11 Oct 2022

In a pickle: quantifying distributions

Publications

Mr and Mrs Pickles incorporated their business, by selling it to a company which they had formed for the purpose.  Part of the deal was that they sold the goodwill for an agreed price of about £1.2m, left outstanding on loan account.

Although the £1.2m had been based on a calculation carried out by Mr and Mrs Pickles’s advisers, it was subsequently accepted by all parties that the market value of the goodwill was only some £270,000.  It was also accepted in principle that to the extent that the ‘amount or value of the benefit received’ from the company exceeded £270,000, the excess fell to be subjected to income tax in the hands of Mr and Mrs Pickles as a distribution.

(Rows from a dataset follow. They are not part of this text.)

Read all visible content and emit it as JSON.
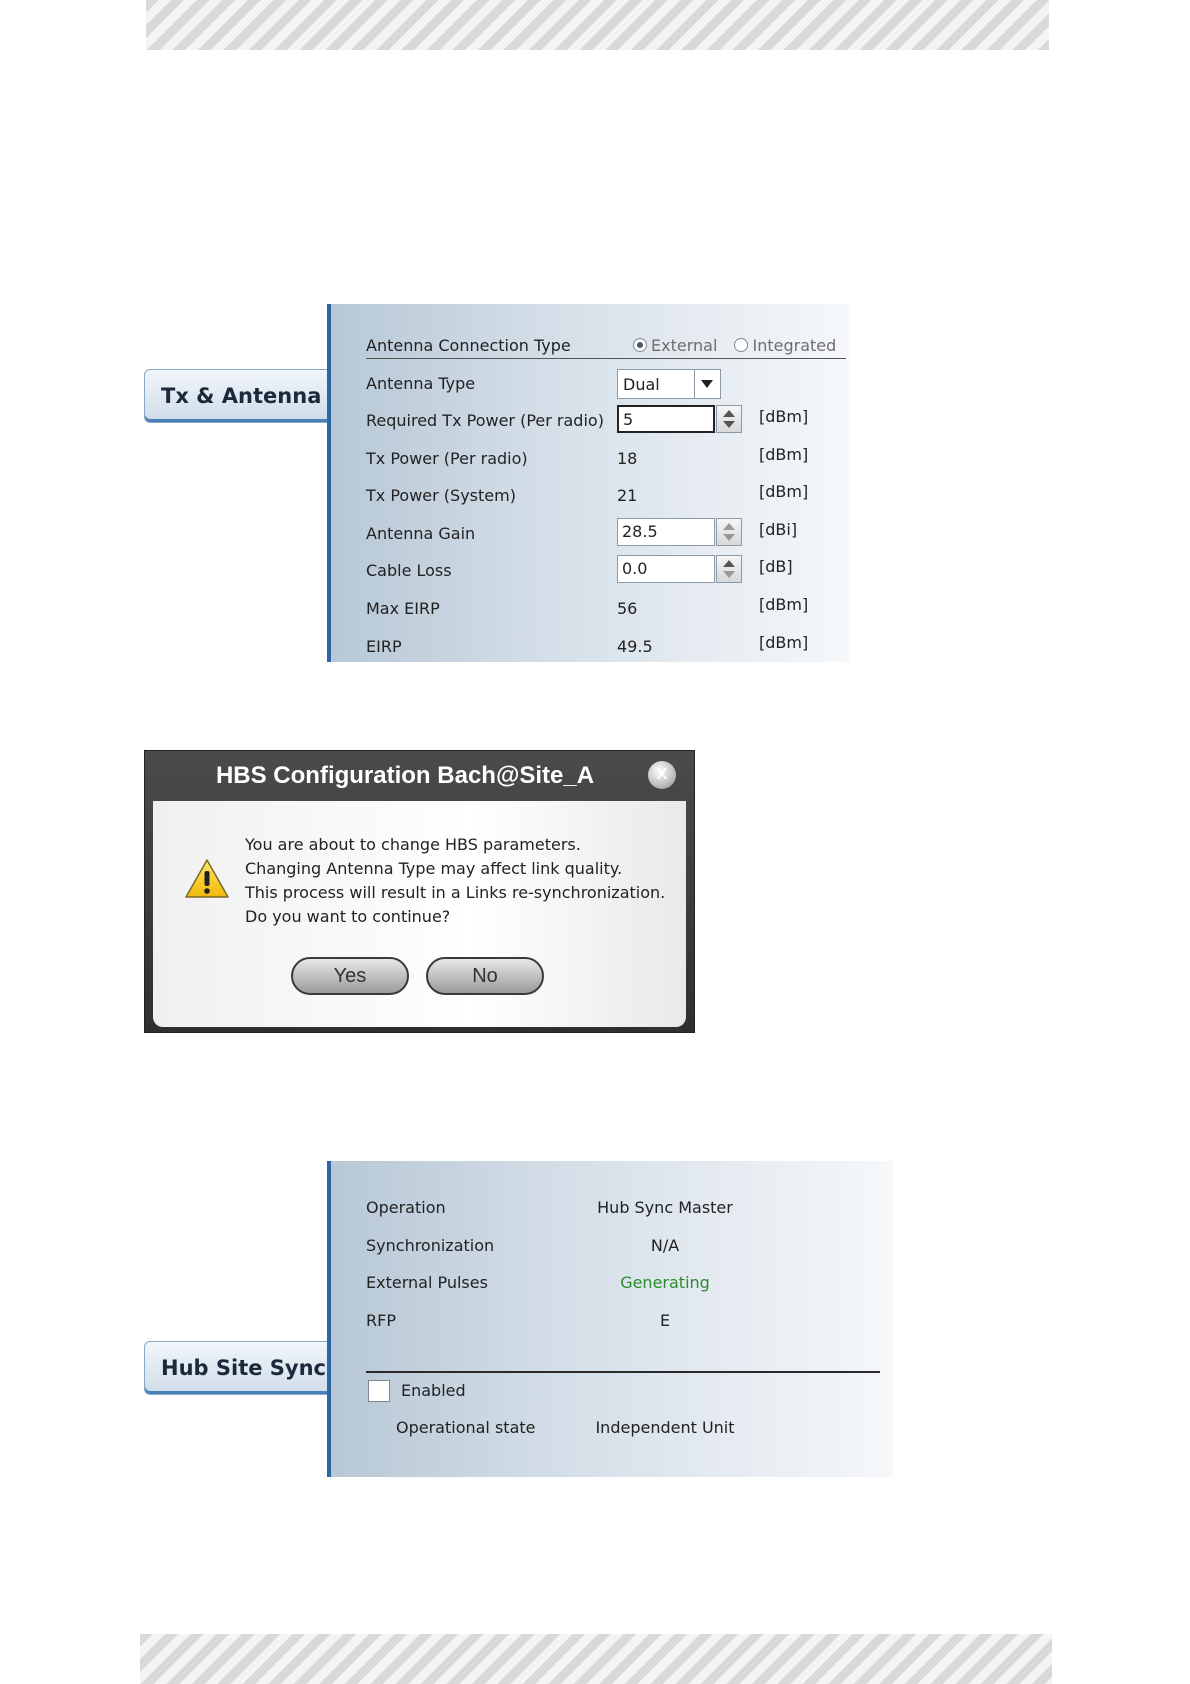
{
  "tx_antenna": {
    "tab_label": "Tx & Antenna",
    "connection_type": {
      "label": "Antenna Connection Type",
      "options": [
        "External",
        "Integrated"
      ],
      "selected": "External"
    },
    "antenna_type": {
      "label": "Antenna Type",
      "value": "Dual"
    },
    "required_tx_power": {
      "label": "Required Tx Power (Per radio)",
      "value": "5",
      "unit": "[dBm]"
    },
    "tx_power_radio": {
      "label": "Tx Power (Per radio)",
      "value": "18",
      "unit": "[dBm]"
    },
    "tx_power_system": {
      "label": "Tx Power (System)",
      "value": "21",
      "unit": "[dBm]"
    },
    "antenna_gain": {
      "label": "Antenna Gain",
      "value": "28.5",
      "unit": "[dBi]"
    },
    "cable_loss": {
      "label": "Cable Loss",
      "value": "0.0",
      "unit": "[dB]"
    },
    "max_eirp": {
      "label": "Max EIRP",
      "value": "56",
      "unit": "[dBm]"
    },
    "eirp": {
      "label": "EIRP",
      "value": "49.5",
      "unit": "[dBm]"
    }
  },
  "dialog": {
    "title": "HBS Configuration Bach@Site_A",
    "close": "X",
    "lines": [
      "You are about to change HBS parameters.",
      "Changing Antenna Type may affect link quality.",
      "This process will result in a Links re-synchronization.",
      "Do you want to continue?"
    ],
    "yes_label": "Yes",
    "no_label": "No"
  },
  "hub_site_sync": {
    "tab_label": "Hub Site Sync",
    "operation": {
      "label": "Operation",
      "value": "Hub Sync Master"
    },
    "synchronization": {
      "label": "Synchronization",
      "value": "N/A"
    },
    "external_pulses": {
      "label": "External Pulses",
      "value": "Generating",
      "color": "#2e8b2e"
    },
    "rfp": {
      "label": "RFP",
      "value": "E"
    },
    "enabled": {
      "label": "Enabled",
      "checked": false
    },
    "operational_state": {
      "label": "Operational state",
      "value": "Independent Unit"
    }
  }
}
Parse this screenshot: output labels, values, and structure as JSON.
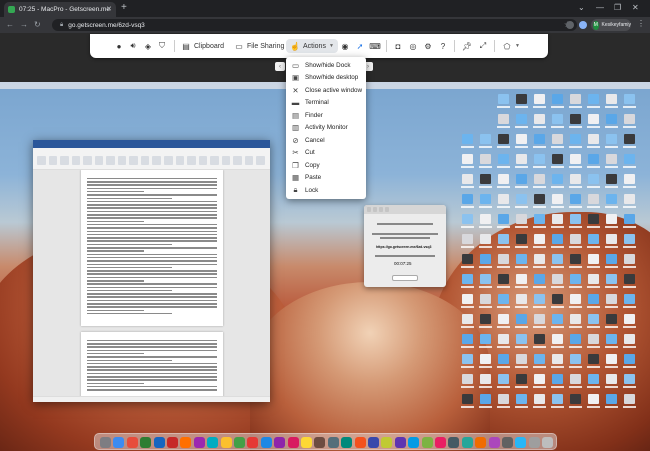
{
  "browser": {
    "tab_title": "07:25 - MacPro - Getscreen.me",
    "url": "go.getscreen.me/6zd-vsq3",
    "profile_initial": "M",
    "profile_name": "Kesikeyfamiy"
  },
  "toolbar": {
    "clipboard_label": "Clipboard",
    "file_sharing_label": "File Sharing",
    "actions_label": "Actions",
    "icons": [
      "user-icon",
      "volume-icon",
      "layers-icon",
      "shield-icon",
      "clipboard-icon",
      "file-sharing-icon",
      "actions-icon",
      "eye-icon",
      "pointer-icon",
      "keyboard-icon",
      "camera-icon",
      "target-icon",
      "settings-icon",
      "help-icon",
      "pin-icon",
      "expand-icon",
      "monitor-icon"
    ]
  },
  "actions_menu": {
    "items": [
      {
        "label": "Show/hide Dock",
        "icon": "dock-icon"
      },
      {
        "label": "Show/hide desktop",
        "icon": "desktop-icon"
      },
      {
        "label": "Close active window",
        "icon": "close-icon"
      },
      {
        "label": "Terminal",
        "icon": "terminal-icon"
      },
      {
        "label": "Finder",
        "icon": "finder-icon"
      },
      {
        "label": "Activity Monitor",
        "icon": "activity-monitor-icon"
      },
      {
        "label": "Cancel",
        "icon": "cancel-icon"
      },
      {
        "label": "Cut",
        "icon": "cut-icon"
      },
      {
        "label": "Copy",
        "icon": "copy-icon"
      },
      {
        "label": "Paste",
        "icon": "paste-icon"
      },
      {
        "label": "Lock",
        "icon": "lock-icon"
      }
    ]
  },
  "remote": {
    "mini_dialog": {
      "code": "https://go.getscreen.me/6zd-vsq3",
      "timer": "00:07:25"
    }
  },
  "colors": {
    "browser_bg": "#202124",
    "tab_bg": "#35363a",
    "toolbar_bg": "#ffffff",
    "word_blue": "#2b579a",
    "profile_green": "#1e8e3e"
  }
}
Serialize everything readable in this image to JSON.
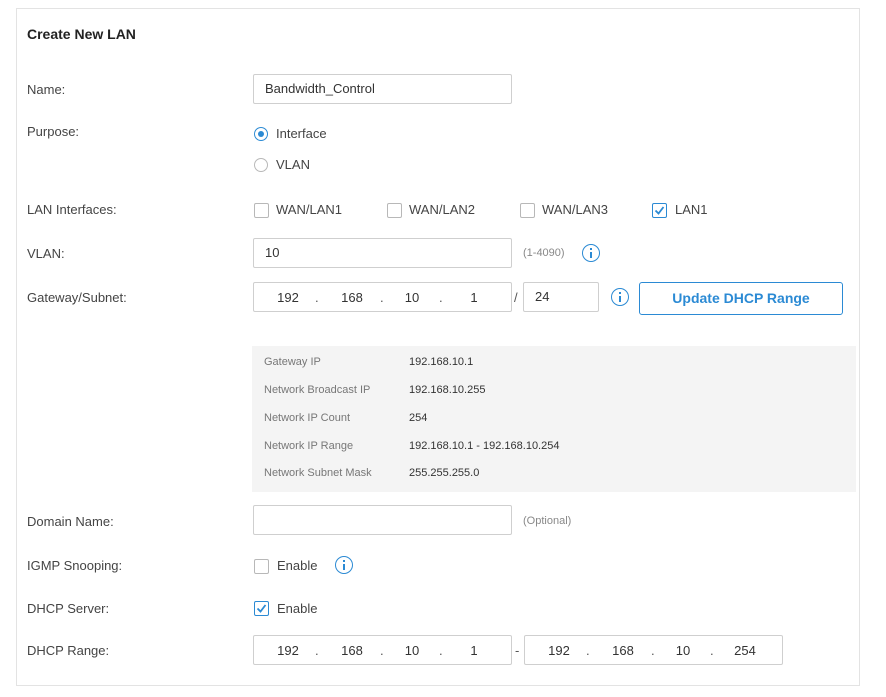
{
  "title": "Create New LAN",
  "name": {
    "label": "Name:",
    "value": "Bandwidth_Control"
  },
  "purpose": {
    "label": "Purpose:",
    "options": [
      {
        "label": "Interface",
        "selected": true
      },
      {
        "label": "VLAN",
        "selected": false
      }
    ]
  },
  "lan_interfaces": {
    "label": "LAN Interfaces:",
    "options": [
      {
        "label": "WAN/LAN1",
        "checked": false
      },
      {
        "label": "WAN/LAN2",
        "checked": false
      },
      {
        "label": "WAN/LAN3",
        "checked": false
      },
      {
        "label": "LAN1",
        "checked": true
      }
    ]
  },
  "vlan": {
    "label": "VLAN:",
    "value": "10",
    "hint": "(1-4090)"
  },
  "gateway": {
    "label": "Gateway/Subnet:",
    "octets": [
      "192",
      "168",
      "10",
      "1"
    ],
    "mask": "24",
    "button": "Update DHCP Range"
  },
  "summary": [
    {
      "key": "Gateway IP",
      "value": "192.168.10.1"
    },
    {
      "key": "Network Broadcast IP",
      "value": "192.168.10.255"
    },
    {
      "key": "Network IP Count",
      "value": "254"
    },
    {
      "key": "Network IP Range",
      "value": "192.168.10.1 - 192.168.10.254"
    },
    {
      "key": "Network Subnet Mask",
      "value": "255.255.255.0"
    }
  ],
  "domain": {
    "label": "Domain Name:",
    "value": "",
    "hint": "(Optional)"
  },
  "igmp": {
    "label": "IGMP Snooping:",
    "option": "Enable",
    "checked": false
  },
  "dhcp_server": {
    "label": "DHCP Server:",
    "option": "Enable",
    "checked": true
  },
  "dhcp_range": {
    "label": "DHCP Range:",
    "start": [
      "192",
      "168",
      "10",
      "1"
    ],
    "separator": "-",
    "end": [
      "192",
      "168",
      "10",
      "254"
    ]
  },
  "colors": {
    "accent": "#2b8ad4",
    "summary_bg": "#f4f4f4",
    "border": "#cfcfcf"
  },
  "icons": {
    "info": "info-circle-icon",
    "check": "checkmark-icon"
  }
}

The fly in the ointment was that the new company had failed, and less than £800,000 of the £1.2m purchase price had actually been paid by the company.  So, was the ‘amount or value of the benefit received’ £1.2m?  Or £800,000? Or something else?

The First-tier Tribunal had decided, in favour of the taxpayer, that the right figure was £800,000; but the Upper Tribunal (at [2022] UKUT 00253 (TCC)) has taken a different view.

Although it had been argued before the First-tier Tribunal (‘FTT’) that Mr and Mrs Pickles had received no benefit until the company made payment, it was conceded before the Upper Tribunal (‘UT’) that that analysis was wrong: the parties agreed that any distribution had to be calculated by reference to the ‘amount or value’ of the benefit received at the time of disposal.

However, the UT rejected HMRC’s contention that the agreed purchase price was conclusive as to the ‘amount or value’.  To the extent that a purchase price remained unpaid at the time of disposal, the ‘benefit received’ was simply a promise to pay; and it was necessary to determine the ‘amount or value’ of that promise.

The UT also noted that ‘the value’ of the benefit received is not defined.  Specifically, it was not possible to apply the concept of ‘market value’ as defined in relation to other taxes and as considered in case law (that is, the price that would be agreed by a hypothetical willing vendor and purchaser both assumed to be prudent and assuming an arm’s length transaction).  Rather, the ‘value’ should be determined ‘by reference to the value attributed to the benefit by a member of a company (sharing the attributes and knowledge of the taxpayers), rather than the value which might be placed on the relevant asset by an arm’s length third party trader.’

In the case before them, the UT considered the value of the promise to be its face value:

‘There is no evidence suggesting that the parties did not consider and intend £1,199,043 to be the value of the promise. The promise arose as a result of the agreement by the taxpayers to transfer the goodwill to [the company]. The amount agreed to be paid was arrived at as a result of a third-party valuation of the goodwill. The promise was objectively recorded in the agreement for sale as being payable in cash or payable on demand as a debt. Additionally, [the company] credited the amount of £1,199,043 to the directors’ loan account. There was no evidence to suggest that the promise was not genuine or that the parties did not intend for the amount to be paid.’

Two further points are worth noting.

The first is that HMRC had assessed Mr and Mrs Pickles to income tax on the basis that the goodwill was worth £450,000 and that the distribution chargeable to income tax was £749,043.  However, the FTT had determined that the value of the goodwill was only £270,000 and thus that the amount chargeable to income tax was £928,843.  A reminder, therefore, that appealing to the Tribunal can occasionally leave you worse off than acquiescing in HMRC’s view.

Second, it appears that all of this trouble could have been avoided by the use of an ‘adjuster’ clause: that is, if the incorporation agreement had provided for the goodwill to have been sold for ‘£1.2m or such other amount as may be determined to be its market value by HMRC or a competent court or tribunal’ or some such wording: there could then have been no question of the sale giving rise to a distribution chargeable to income tax.